BASIC STRUCTURE OF AN SGML DOCUMENT

So what does an SGML document look like? Well, there are at least three different pieces: a main document file, the DTD for that type of document, and the SGML Declaration for that type of document. The main document file can also use any number of other files containing text marked up in SGML or other types of information like graphics or multimedia files.

The SGML declaration contains a lot of esoteric information, but basically describes SGML conventions that are followed in documents of that type. The DTD describes the structure for documents of that type and the set of tags (the language) that mark up the document to define the content and structure.

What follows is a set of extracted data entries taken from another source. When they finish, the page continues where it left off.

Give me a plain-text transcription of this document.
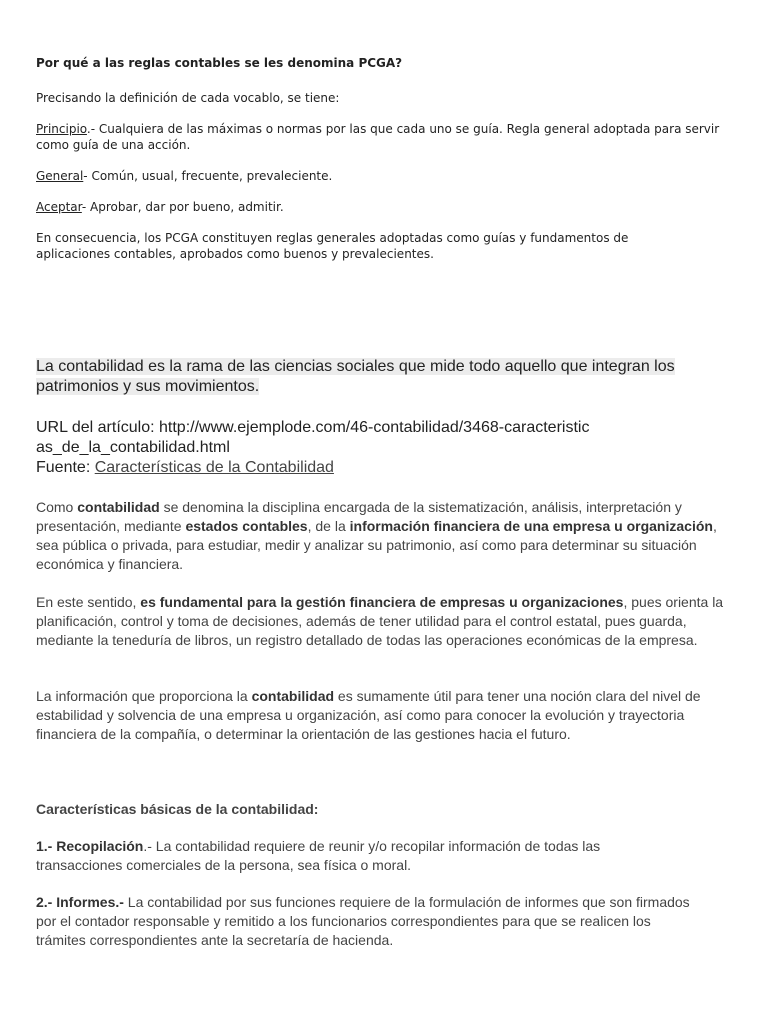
Por qué a las reglas contables se les denomina PCGA?

Precisando la definición de cada vocablo, se tiene:

Principio.- Cualquiera de las máximas o normas por las que cada uno se guía. Regla general adoptada para servir como guía de una acción.

General- Común, usual, frecuente, prevaleciente.

Aceptar- Aprobar, dar por bueno, admitir.

En consecuencia, los PCGA constituyen reglas generales adoptadas como guías y fundamentos de aplicaciones contables, aprobados como buenos y prevalecientes.

La contabilidad es la rama de las ciencias sociales que mide todo aquello que integran los patrimonios y sus movimientos.

URL del artículo: http://www.ejemplode.com/46-contabilidad/3468-caracteristicas_de_la_contabilidad.html

Fuente: Características de la Contabilidad

Como contabilidad se denomina la disciplina encargada de la sistematización, análisis, interpretación y presentación, mediante estados contables, de la información financiera de una empresa u organización, sea pública o privada, para estudiar, medir y analizar su patrimonio, así como para determinar su situación económica y financiera.

En este sentido, es fundamental para la gestión financiera de empresas u organizaciones, pues orienta la planificación, control y toma de decisiones, además de tener utilidad para el control estatal, pues guarda, mediante la teneduría de libros, un registro detallado de todas las operaciones económicas de la empresa.

La información que proporciona la contabilidad es sumamente útil para tener una noción clara del nivel de estabilidad y solvencia de una empresa u organización, así como para conocer la evolución y trayectoria financiera de la compañía, o determinar la orientación de las gestiones hacia el futuro.

Características básicas de la contabilidad:

1.- Recopilación.- La contabilidad requiere de reunir y/o recopilar información de todas las transacciones comerciales de la persona, sea física o moral.

2.- Informes.- La contabilidad por sus funciones requiere de la formulación de informes que son firmados por el contador responsable y remitido a los funcionarios correspondientes para que se realicen los trámites correspondientes ante la secretaría de hacienda.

SGML systems need all of this information to read the SGML document correctly.

When SGML systems work with SGML documents, they start with the main document:

  1. The main document defines the start and end of your document and identifies the DTD and SGML declaration to use with the document. It also identifies any other files with content that are included in your document.

    The main document starts with a line identifying the DTD for this document that looks something like this:

    <!DOCTYPE  MyDocuments PUBLIC "-//Joan Duvall//DTD Joan's Documents//EN">

    Tags are enclosed in start/end tag characters. The most common characters for this are < (start) and > (end).

    The !DOCTYPE tells SGML systems that this tag identifies the document type for this document.

    MyDocuments is the name of the document type and is always the name of the beginning and ending tags for documents that use this DTD. All of the content for the document comes between these tags.

    PUBLIC and the long strange name in quotes identifies the file for the DTD and for the SGML declaration. This is called a formal public ID, or FPI. An explanation of FPIs comes later.

  2. Inside the document type declaration, a document can also have other declarations of information that can be used in the document. This is known as the internal subset and is contained inside brackets [ and ] after the DTD identifier and before the end tag character. It would then look like this:

    <!DOCTYPE  MyDocuments PUBLIC "-//Joan Duvall//DTD Joan's Documents//EN" [
    ...some other declarations here...
    ]>
  3. After the document type declaration comes the document. All of the content for your document must be enclosed in a beginning and ending tag that matches the document type. In our example, this looks like:

    <MyDocuments> ... the content of your document ... </MyDocuments>

    Tags that enclose contents have a start tag like <MyDocuments> and an end tag </MyDocuments> that use the same name but the slash identifies the end tag. Tag names are also known as elements or generic identifiers (gi's).